The 17th amendment was a terrible mistake, but not the only one encompassed in Constitutional amendments. Its immediate predecessor, the 16th, ratified in only two months before the 17th, has proved disastrous also. It
reads in whole:
Amendment 16 - Status of Income Tax Clarified.
The Congress shall have power to lay and collect taxes on incomes, from whatever source derived, without apportionment among the several States, and without regard to any census or enumeration.
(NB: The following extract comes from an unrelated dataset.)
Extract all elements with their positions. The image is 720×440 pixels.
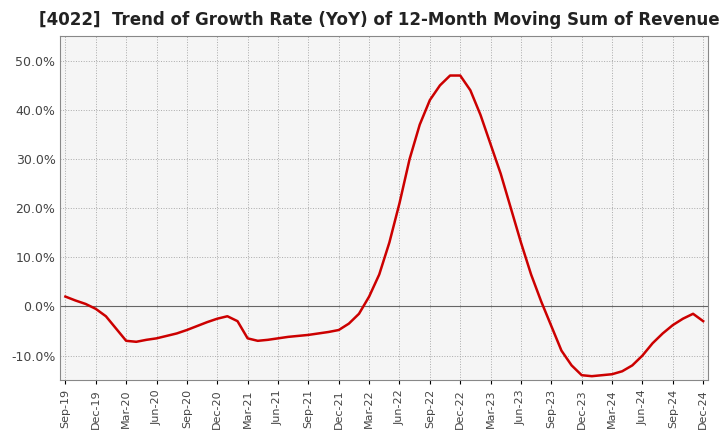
Title: [4022]  Trend of Growth Rate (YoY) of 12-Month Moving Sum of Revenues: [4022] Trend of Growth Rate (YoY) of 12-… xyxy=(39,11,720,29)
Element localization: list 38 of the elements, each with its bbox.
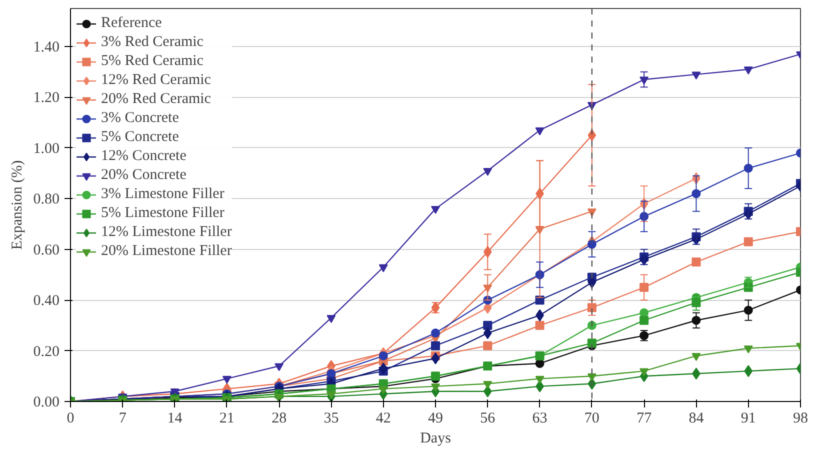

Note that the 16th amendment was titled a "clarification" of the status of income taxation, the reason being that the Constitution's original phrasing was not exactly a model of clarity: "No capitation, or other direct, Tax shall be laid, unless in Proportion to the Census or Enumeration herein before directed to be taken" (Art. 1, Sec. 9). Until 1913, however, it was generally understood, and so ruled by federal courts, that the Congress could not levy taxes directly upon individuals' incomes. It had to levy state governments for tax levied on personal incomes, and then only in proportion to each state's ratio of the total enumerated in the last census.
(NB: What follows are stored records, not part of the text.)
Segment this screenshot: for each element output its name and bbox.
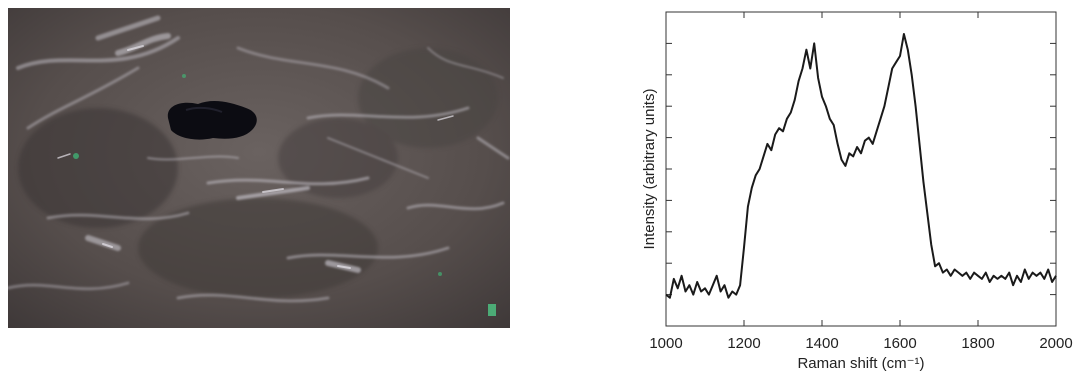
spectrum-line xyxy=(665,33,1057,299)
x-tick-label-1600: 1600 xyxy=(883,335,916,352)
x-axis-title: Raman shift (cm⁻¹) xyxy=(797,355,924,372)
x-tick-label-1400: 1400 xyxy=(805,335,838,352)
x-axis-ticks xyxy=(665,12,1057,326)
fiber-highlights xyxy=(8,15,510,303)
shadow-patches xyxy=(18,48,498,298)
dark-particle xyxy=(167,101,257,140)
raman-spectrum-chart: 1000 1200 1400 1600 1800 2000 Raman shift (cm… xyxy=(620,0,1081,374)
y-axis-ticks xyxy=(666,42,1056,296)
y-axis-title: Intensity (arbitrary units) xyxy=(641,89,658,250)
green-specks xyxy=(73,74,496,316)
x-tick-label-1800: 1800 xyxy=(961,335,994,352)
x-tick-label-2000: 2000 xyxy=(1039,335,1072,352)
fiber-glints xyxy=(57,45,454,269)
raman-spectrum-plot: 1000 1200 1400 1600 1800 2000 Raman shift (cm… xyxy=(641,11,1073,372)
microscope-image-drawing xyxy=(8,8,510,328)
microscope-image xyxy=(8,8,510,328)
x-axis-tick-labels: 1000 1200 1400 1600 1800 2000 xyxy=(649,335,1072,352)
x-tick-label-1000: 1000 xyxy=(649,335,682,352)
x-tick-label-1200: 1200 xyxy=(727,335,760,352)
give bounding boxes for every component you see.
That the direct federal tax upon individual incomes has been a disaster for the personal freedom of Americans I consider to be pretty much self evident. It led directly to the federal garnishment of wages (employer withholding) and provides a direct source for the insatiable maw of federal appetite.
For after almost 230 years of this experiment, it is entirely apparent that, regardless of which party controls the Congress or the Executive, the federal government is a a ravenous beast that devours money and craps regulations. (Den Beste's Law: "The job of bureaucrats is to regulate, and left to themselves, they will regulate everything they can.") The only way we can retain what few freedoms we have left (see
here and
here) is to starve the beast. That means a tax revolt against our Washington overlords.
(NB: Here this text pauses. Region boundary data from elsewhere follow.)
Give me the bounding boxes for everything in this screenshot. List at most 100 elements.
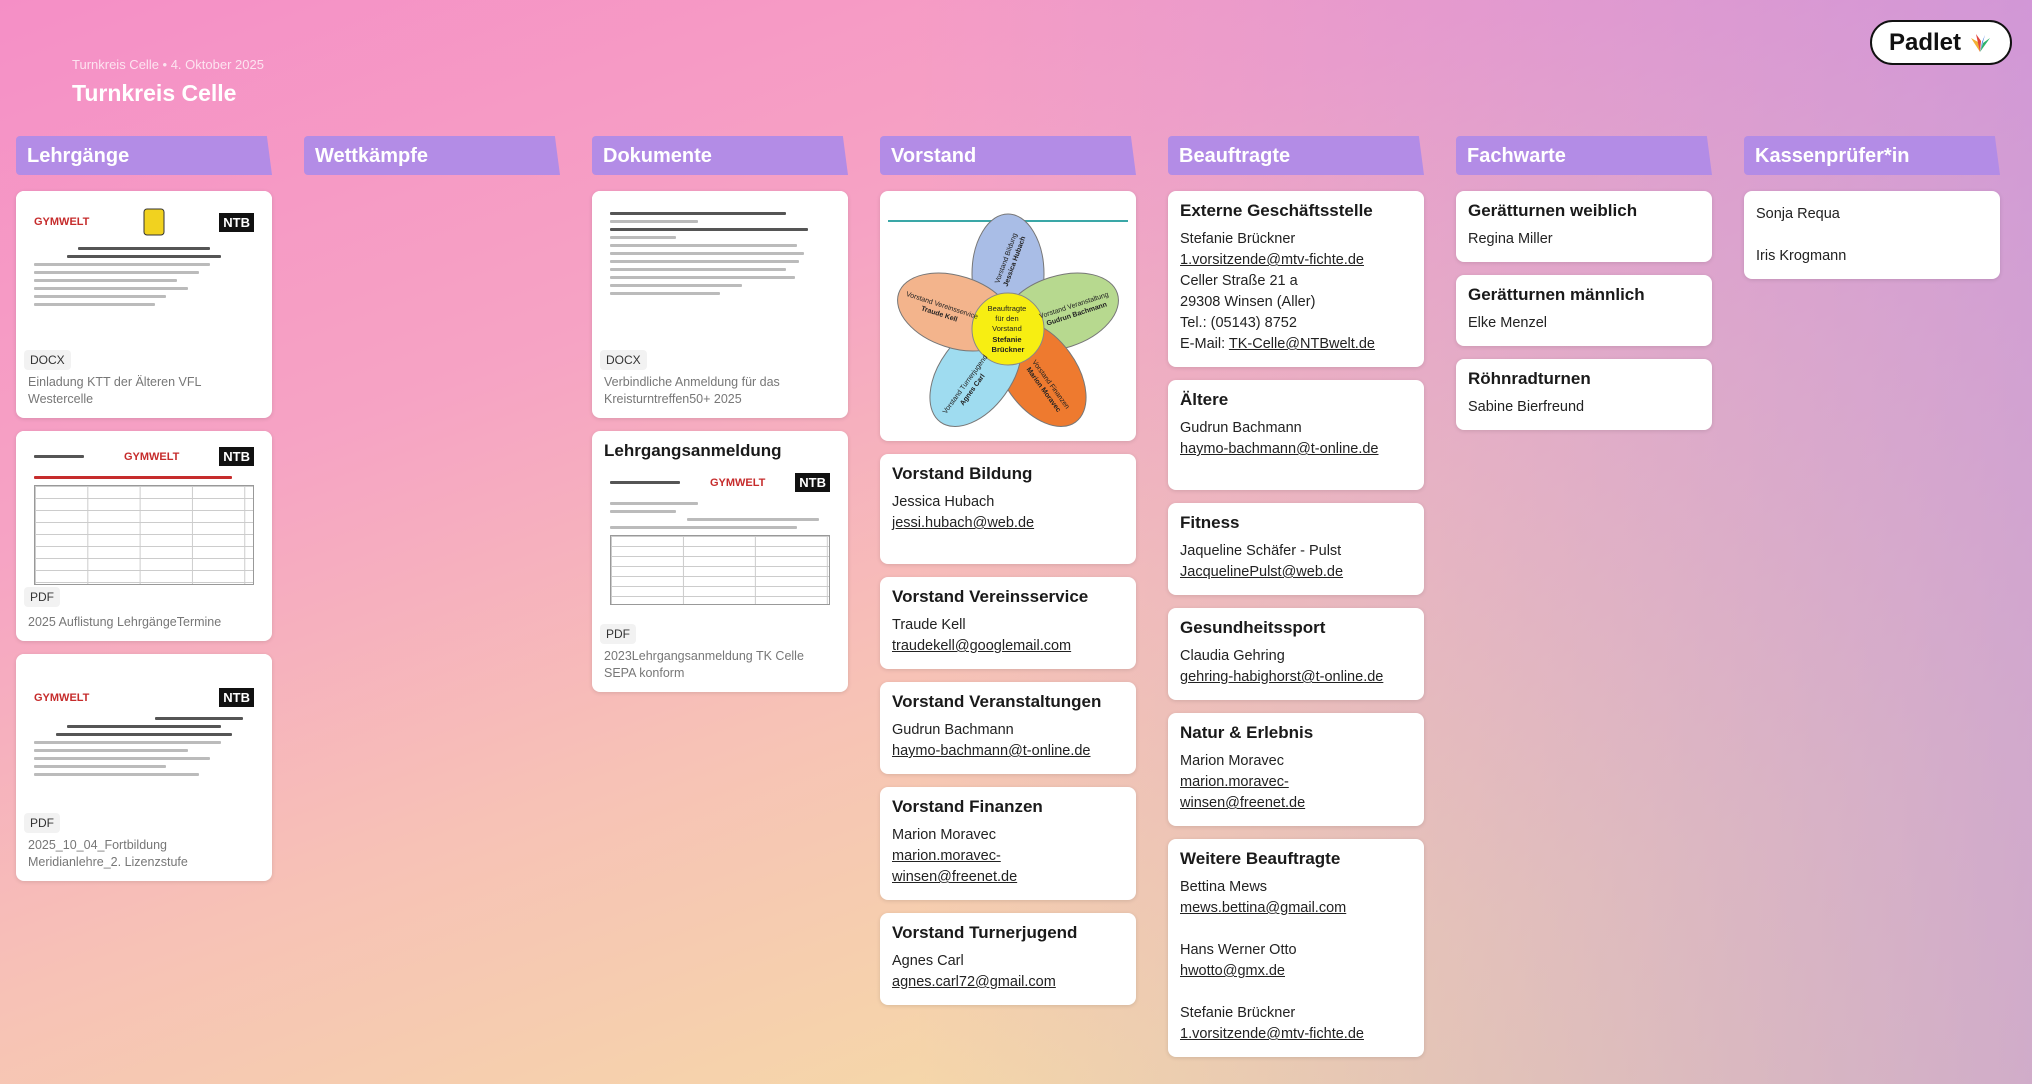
post-gesundheitssport[interactable]: Gesundheitssport Claudia Gehring gehring…: [1168, 608, 1424, 700]
person-name: Jessica Hubach: [892, 494, 995, 510]
center-line-1: Beauftragte: [988, 304, 1027, 313]
email-link[interactable]: jessi.hubach@web.de: [892, 515, 1035, 531]
email-row: E-Mail: TK-Celle@NTBwelt.de: [1180, 334, 1412, 355]
padlet-logo[interactable]: Padlet: [1870, 20, 2012, 65]
crest-icon: [143, 208, 165, 236]
center-line-2: für den: [995, 314, 1018, 323]
post-title: Röhnradturnen: [1468, 369, 1591, 388]
post-fitness[interactable]: Fitness Jaqueline Schäfer - Pulst Jacque…: [1168, 503, 1424, 595]
column-title[interactable]: Kassenprüfer*in: [1744, 136, 2000, 175]
post-title: Vorstand Finanzen: [892, 797, 1043, 816]
post-weitere-beauftragte[interactable]: Weitere Beauftragte Bettina Mews mews.be…: [1168, 839, 1424, 1057]
post-vorstand-finanzen[interactable]: Vorstand Finanzen Marion Moravec marion.…: [880, 787, 1136, 900]
post-externe-geschaeftsstelle[interactable]: Externe Geschäftsstelle Stefanie Brückne…: [1168, 191, 1424, 367]
columns: Lehrgänge GYMWELT NTB: [16, 136, 2000, 1070]
column-title[interactable]: Vorstand: [880, 136, 1136, 175]
board-subtitle: Turnkreis Celle • 4. Oktober 2025: [72, 57, 264, 72]
center-line-3: Vorstand: [992, 324, 1022, 333]
board-title: Turnkreis Celle: [72, 80, 237, 106]
document-preview: GYMWELT NTB: [16, 654, 272, 834]
post-natur-erlebnis[interactable]: Natur & Erlebnis Marion Moravec marion.m…: [1168, 713, 1424, 826]
email-link[interactable]: winsen@freenet.de: [892, 869, 1018, 885]
post-auflistung-termine[interactable]: GYMWELT NTB PDF 2025 Auflistung Lehrgäng…: [16, 431, 272, 641]
person-name: Sonja Requa: [1756, 206, 1840, 222]
ntb-logo: NTB: [219, 212, 254, 232]
person-name: Marion Moravec: [892, 827, 996, 843]
flower-center: [971, 292, 1045, 366]
email-link[interactable]: 1.vorsitzende@mtv-fichte.de: [1180, 1026, 1364, 1042]
ntb-logo: NTB: [219, 447, 254, 466]
email-link[interactable]: JacquelinePulst@web.de: [1180, 564, 1344, 580]
column-kassenpruefer: Kassenprüfer*in Sonja Requa Iris Krogman…: [1744, 136, 2000, 1070]
street: Celler Straße 21 a: [1180, 273, 1298, 289]
post-kassenpruefer[interactable]: Sonja Requa Iris Krogmann: [1744, 191, 2000, 279]
email-link[interactable]: hwotto@gmx.de: [1180, 963, 1285, 979]
person-name: Jaqueline Schäfer - Pulst: [1180, 543, 1342, 559]
email-link[interactable]: traudekell@googlemail.com: [892, 638, 1072, 654]
email-link[interactable]: TK-Celle@NTBwelt.de: [1228, 336, 1375, 352]
gymwelt-logo: GYMWELT: [709, 476, 766, 489]
file-type-badge: PDF: [600, 624, 636, 644]
person-name: Regina Miller: [1468, 231, 1553, 247]
column-title[interactable]: Wettkämpfe: [304, 136, 560, 175]
center-line-4: Stefanie: [992, 335, 1021, 344]
email-link[interactable]: gehring-habighorst@t-online.de: [1180, 669, 1384, 685]
post-title: Vorstand Bildung: [892, 464, 1033, 483]
file-type-badge: PDF: [24, 813, 60, 833]
email-link[interactable]: mews.bettina@gmail.com: [1180, 900, 1347, 916]
ntb-logo: NTB: [795, 473, 830, 492]
email-link[interactable]: agnes.carl72@gmail.com: [892, 974, 1056, 990]
post-vorstand-organigramm[interactable]: Beauftragte für den Vorstand Stefanie Br…: [880, 191, 1136, 441]
post-geraetturnen-maennlich[interactable]: Gerätturnen männlich Elke Menzel: [1456, 275, 1712, 346]
post-vorstand-bildung[interactable]: Vorstand Bildung Jessica Hubach jessi.hu…: [880, 454, 1136, 564]
person-name: Iris Krogmann: [1756, 248, 1847, 264]
post-einladung-ktt[interactable]: GYMWELT NTB DOCX Einladung KTT der Älter…: [16, 191, 272, 418]
file-type-badge: DOCX: [600, 350, 647, 370]
person-name: Gudrun Bachmann: [1180, 420, 1302, 436]
post-title: Weitere Beauftragte: [1180, 849, 1341, 868]
ntb-logo: NTB: [219, 688, 254, 707]
email-link[interactable]: haymo-bachmann@t-online.de: [1180, 441, 1379, 457]
post-anmeldung-kreisturntreffen[interactable]: DOCX Verbindliche Anmeldung für das Krei…: [592, 191, 848, 418]
email-link[interactable]: 1.vorsitzende@mtv-fichte.de: [1180, 252, 1364, 268]
person-name: Bettina Mews: [1180, 879, 1268, 895]
post-caption: Einladung KTT der Älteren VFL Westercell…: [28, 375, 202, 406]
post-vorstand-veranstaltungen[interactable]: Vorstand Veranstaltungen Gudrun Bachmann…: [880, 682, 1136, 774]
email-link[interactable]: marion.moravec-: [1180, 774, 1289, 790]
post-aeltere[interactable]: Ältere Gudrun Bachmann haymo-bachmann@t-…: [1168, 380, 1424, 490]
post-title: Vorstand Turnerjugend: [892, 923, 1078, 942]
post-vorstand-turnerjugend[interactable]: Vorstand Turnerjugend Agnes Carl agnes.c…: [880, 913, 1136, 1005]
post-vorstand-vereinsservice[interactable]: Vorstand Vereinsservice Traude Kell trau…: [880, 577, 1136, 669]
padlet-flower-icon: [1971, 33, 1991, 52]
column-title[interactable]: Beauftragte: [1168, 136, 1424, 175]
document-preview: GYMWELT NTB: [16, 191, 272, 371]
person-name: Gudrun Bachmann: [892, 722, 1014, 738]
post-title: Gesundheitssport: [1180, 618, 1326, 637]
post-roehnradturnen[interactable]: Röhnradturnen Sabine Bierfreund: [1456, 359, 1712, 430]
email-link[interactable]: haymo-bachmann@t-online.de: [892, 743, 1091, 759]
person-name: Stefanie Brückner: [1180, 1005, 1296, 1021]
post-title: Vorstand Vereinsservice: [892, 587, 1089, 606]
post-title: Vorstand Veranstaltungen: [892, 692, 1102, 711]
post-title: Gerätturnen weiblich: [1468, 201, 1638, 220]
gymwelt-logo: GYMWELT: [34, 216, 90, 228]
flower-graphic: Beauftragte für den Vorstand Stefanie Br…: [888, 213, 1128, 427]
vorstand-flower-diagram: Beauftragte für den Vorstand Stefanie Br…: [880, 191, 1136, 441]
file-type-badge: PDF: [24, 587, 60, 607]
person-name: Traude Kell: [892, 617, 966, 633]
post-title: Fitness: [1180, 513, 1240, 532]
post-caption: Verbindliche Anmeldung für das Kreisturn…: [604, 375, 780, 406]
email-link[interactable]: winsen@freenet.de: [1180, 795, 1306, 811]
column-title[interactable]: Lehrgänge: [16, 136, 272, 175]
person-name: Marion Moravec: [1180, 753, 1284, 769]
post-lehrgangsanmeldung[interactable]: Lehrgangsanmeldung GYMWELT NTB PDF 2023L…: [592, 431, 848, 692]
column-title[interactable]: Dokumente: [592, 136, 848, 175]
post-fortbildung-meridianlehre[interactable]: GYMWELT NTB PDF 2025_10_04_Fortbildung M…: [16, 654, 272, 881]
post-geraetturnen-weiblich[interactable]: Gerätturnen weiblich Regina Miller: [1456, 191, 1712, 262]
column-vorstand: Vorstand Beauftragte: [880, 136, 1136, 1070]
email-link[interactable]: marion.moravec-: [892, 848, 1001, 864]
column-title[interactable]: Fachwarte: [1456, 136, 1712, 175]
post-title: Lehrgangsanmeldung: [604, 441, 782, 460]
column-dokumente: Dokumente DOCX Verbindliche Anmeldung: [592, 136, 848, 1070]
There is a sort of tax revolt in incipient stages that has been nicknamed the "
Tea Party USA" movement, but it is just a disorganized, mostly impromptu set of demonstrations by ordinary folks. Which is a good thing, but not the most effective thing. The Congress can always outlast such momentary displays of frustration. What would be more effective? Consider:
When the Congress raises your income-tax rate, you can either pay it or go to jail But what of the Senate's members were chosen by state legislatures? Do you think those senators would pay more attention to a tea party movement going on among the legislators who sent them to D.C. or an unorganized bunch of Joe Dokes who got together on a weekend? Who will ring a Senator's bell more - a few dozen legislators upon whom a Senator's job actually depends, or a few hundred protesting voters whose collective power is pretty much nil?
If the Congress could levy taxes only by working through the states' governments, and the Senate was structurally bound to the states' legislatures, the coercive and punitive nature of taxation would be happily diminished, perhaps vanquished.
The odds of both amendments being repealed are rather remote. If I had to pick one, I'd repeal the 17th and get the Senate working for the states again, rather than itself. That would be a great first step toward starving the federal beast. But both repealing both amendments would, I think, strike a one-two punch on behalf of the people.